Me educaron rindiendo tributo a la muerte, a la Pasión, lo demás eran palabras. Los retratos de los fallecidos destacaban en los muros de la sala. La nariz inmensa del abuelo. El grupo familiar comido por una mancha amarilla, como velo tóxico de humedad. El mausoleo se blanqueaba en aquellos años lluviosos con cal y se adornaba exclusivamente con cartuchos de río, hojas verdes y coronas de ciprés, cada primero de noviembre en el cementerio de San Lázaro, que da al poniente, como la vejez. Junto a la lápida de los cargadores, entre paganos o espectadores, buscábamos durante el paseo anual el símbolo de la hermandad a la que perteneció cada uno en vida, morados si seguidores de la humildad de los nazarenos o negros con crespones de la solemnidad por el Santo Entierro obrero de San Felipe o el afamado de la Escuela de Cristo. Terremotos, ruinas, destrucción, muerte…. El volcán de fuego estaba activo y amenazante.
La casa era realmente grande, con tres patios, uno social con sus rosales, hortensias, camelias y el naranjal al centro; el segundo dedicado al servicio, a la pila de agua corriendo permanentemente; y el tercero un sitio con árboles frutales, durazno, aguacate y un palo inmenso de injertos de sabor inolvidable. La mayoría de habitaciones se mantenían cerradas, en silencio, reservadas para las tías que llegaban una vez al año con sus hijos a pasar las celebraciones de Semana Santa. Se ventilaba días antes, se sacudía el polvo y esperábamos ilusionados la bulla, los tamales de viaje en fechas cuando el comercio cerraba. Nos apretábamos para dar espacio a tantos visitantes.

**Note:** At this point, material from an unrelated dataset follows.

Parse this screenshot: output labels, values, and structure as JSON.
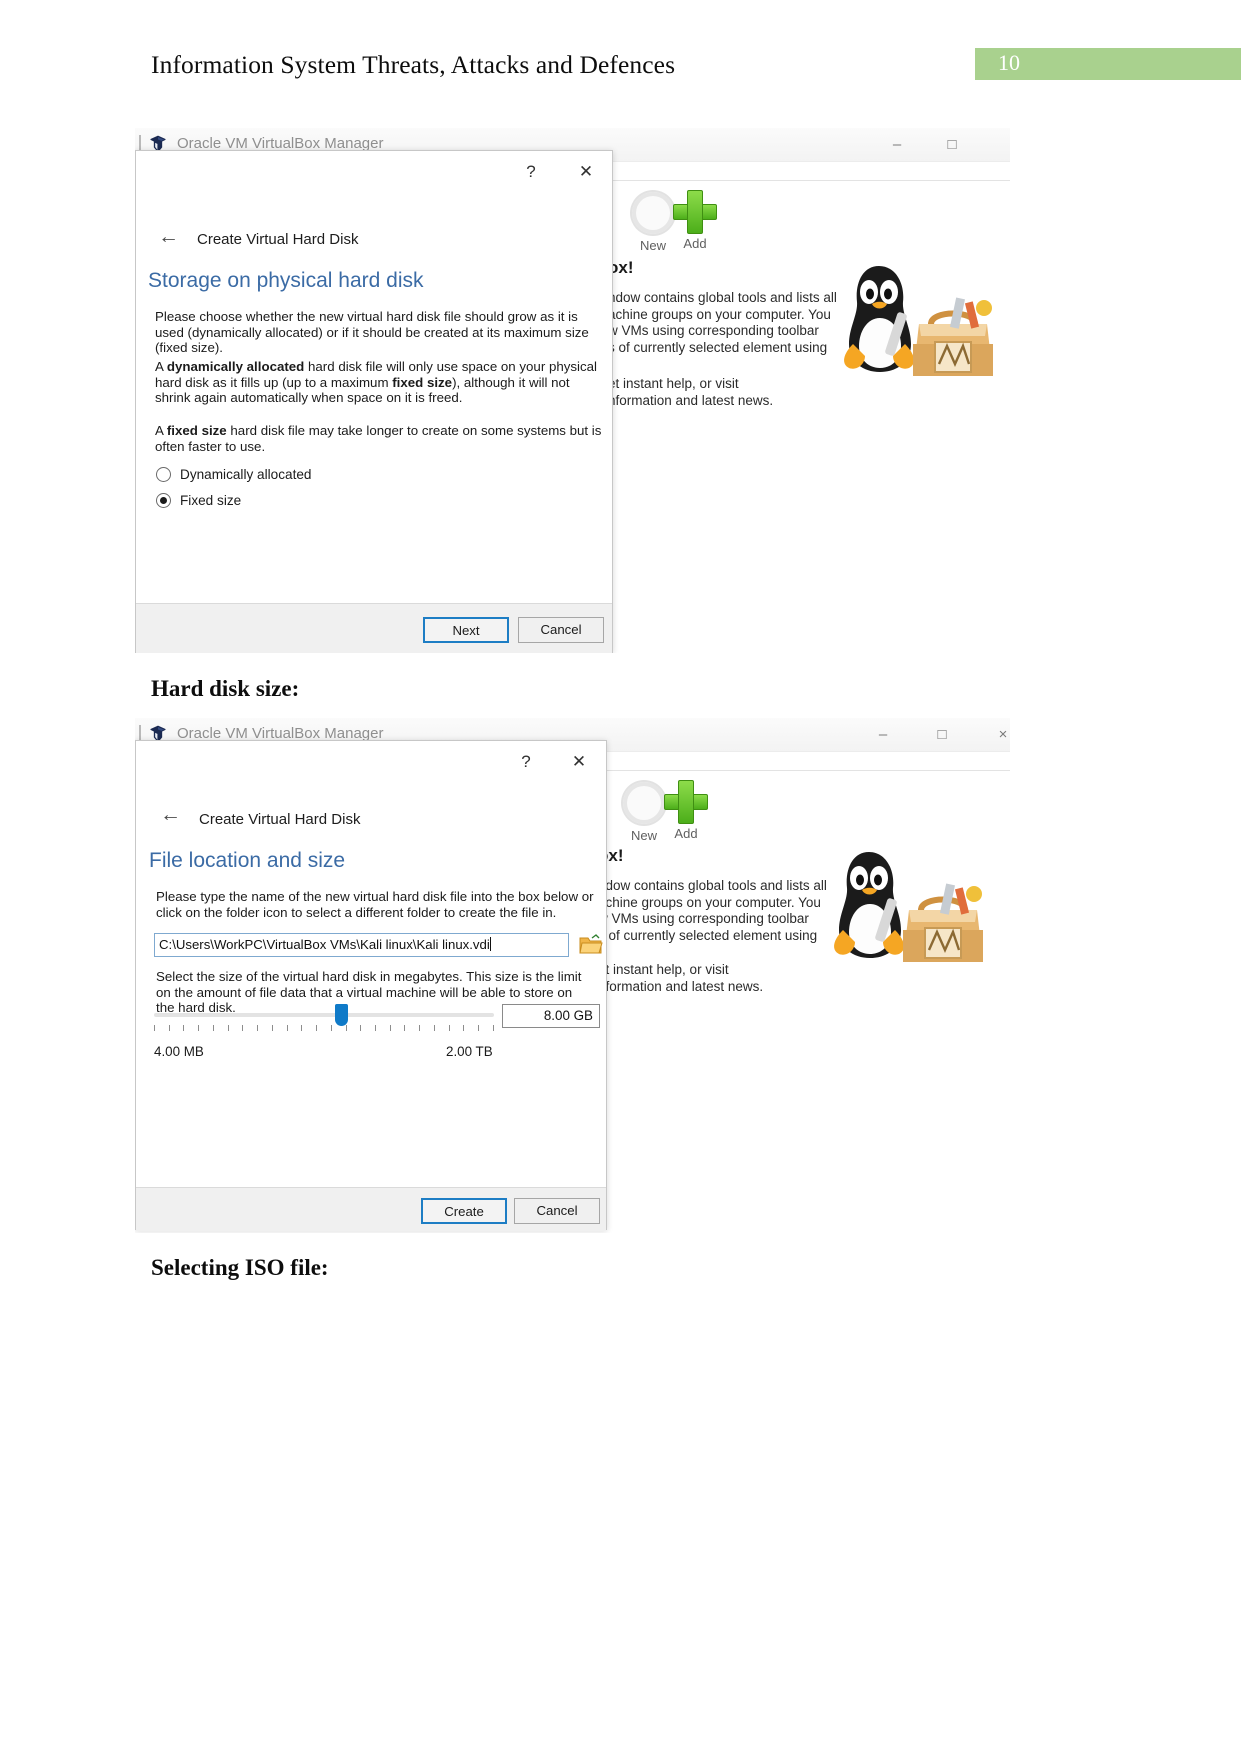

Mi habitación daba a la calle, y no dormía una gota la noche del Jueves Santo, emocionado, para presenciar desde la ventana el proceso de confección de la alfombra de aserrín que elaboraba don Venancio, el vecino de enfrente, con la ayuda de los empleados y colaboradores de su almacén. Él se sentaba en un sillón que parecía trono y dirigía los colores, revisaba los moldes y mantenía despiertos a los artistas circulando octavos de aguardiente, que cada quien cuidaba en el bolsillo trasero hasta solicitar cambio. Se pasaban trabajando toda la noche y las primeras horas del día, porque la procesión del Nazareno de la Merced pasaba antes del mediodía, así que la ofrenda tenía que quedar terminada con tiempo y cuidarla, protegerla del sol, de los chuchos, del viento.
El tamaño de la alfombra era proporcionalmente equivalente a las utilidades del año, se decía, por eso en ocasiones era apenas del tamaño de la mitad de la fachada de la casa, del portón donde guardaba los camiones hasta la entrada privada de la hija guapa que recuerdo siempre vestida de negro en el balcón, mordiendo una manzana roja jugosa de California; y en otras la alfombra fue inmensa, del tamaño de la cuadra la vez que atrajo multitudes a presenciar su acabado barroco, florido, porque estuvo expuesta más de una hora antes de la llegada del cortejo que la destruyó en los seis minutos que duró la interpretación de la marcha Cruz pesada, porque el paso fue lento, solemne y conmovedor, por la banda de músicos caminantes según la petición y en agradecimiento por la devoción. Pasó la procesión del Nazareno sobre la Vía Sacra terrosa entre ortigas y orquídeas, y luego cientos de suelas de zapatos de los músicos y gente que acompañaba el martirio hasta dejar completamente destruida aquella fugaz belleza barroca, igual que la vida que se esfuma, como los escombros de la ciudad después de los terremotos. Don Venancio estaba de pie en la acera contraria, enfrente, separados por la reja y el ancho de la primera avenida, satisfecho y con lágrimas en los ojos. Tras su fallecimiento la tradición y los camiones se fueron a buscar otras calles y nuevas historias.